The problem of saving user data is one of the most important in the IT market. Facebook and Google make billions of dollars from ads shown to millions of people around the world. To show ads more accurately, the Internet giants use user data. The same data they share with other companies so they can better target their offers. At the same time, Apple refused to sell user data so as not to put them at risk, essentially cutting off advertisers’ access to their users’ data.

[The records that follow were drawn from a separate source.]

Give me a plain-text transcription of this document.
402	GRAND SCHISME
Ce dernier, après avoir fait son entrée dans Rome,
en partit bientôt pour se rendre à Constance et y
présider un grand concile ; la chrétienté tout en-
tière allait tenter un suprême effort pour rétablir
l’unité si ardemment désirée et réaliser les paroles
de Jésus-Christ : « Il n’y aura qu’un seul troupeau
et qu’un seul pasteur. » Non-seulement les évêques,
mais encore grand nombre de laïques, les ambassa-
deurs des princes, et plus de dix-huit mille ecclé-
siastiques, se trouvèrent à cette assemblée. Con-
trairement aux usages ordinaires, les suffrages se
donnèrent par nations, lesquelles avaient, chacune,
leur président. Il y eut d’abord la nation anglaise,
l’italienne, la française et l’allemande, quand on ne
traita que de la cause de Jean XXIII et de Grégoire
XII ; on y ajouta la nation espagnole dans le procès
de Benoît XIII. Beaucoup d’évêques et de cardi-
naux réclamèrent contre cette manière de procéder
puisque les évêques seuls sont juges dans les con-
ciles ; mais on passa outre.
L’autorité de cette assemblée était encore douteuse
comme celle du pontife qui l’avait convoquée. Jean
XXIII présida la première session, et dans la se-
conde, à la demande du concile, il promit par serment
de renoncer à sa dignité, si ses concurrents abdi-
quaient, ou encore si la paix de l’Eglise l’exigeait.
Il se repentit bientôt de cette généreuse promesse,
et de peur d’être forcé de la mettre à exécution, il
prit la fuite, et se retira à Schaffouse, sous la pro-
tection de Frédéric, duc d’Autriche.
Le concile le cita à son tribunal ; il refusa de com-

After the Cambridge Analytics scandal, Facebook lost $6 billion in market capitalization in a short time. Despite this, the company continues to collect data and sell it to third parties. According to rough estimates, Facebook alone can earn up to $85 million a year from the sale of data.
The Financial Times estimates that one user’s data can be worth anywhere from 10 cents to $2, depending on social status, age and other criteria.
Doing the same math for Google is very difficult. While on Facebook, people fill out profiles and like interesting pages by themselves, Google collects data from everything from search queries and selected search results to browser history and bookmarks. That is why the U.S. Congress is proposing that technology companies disclose the value of the data they sell to third parties.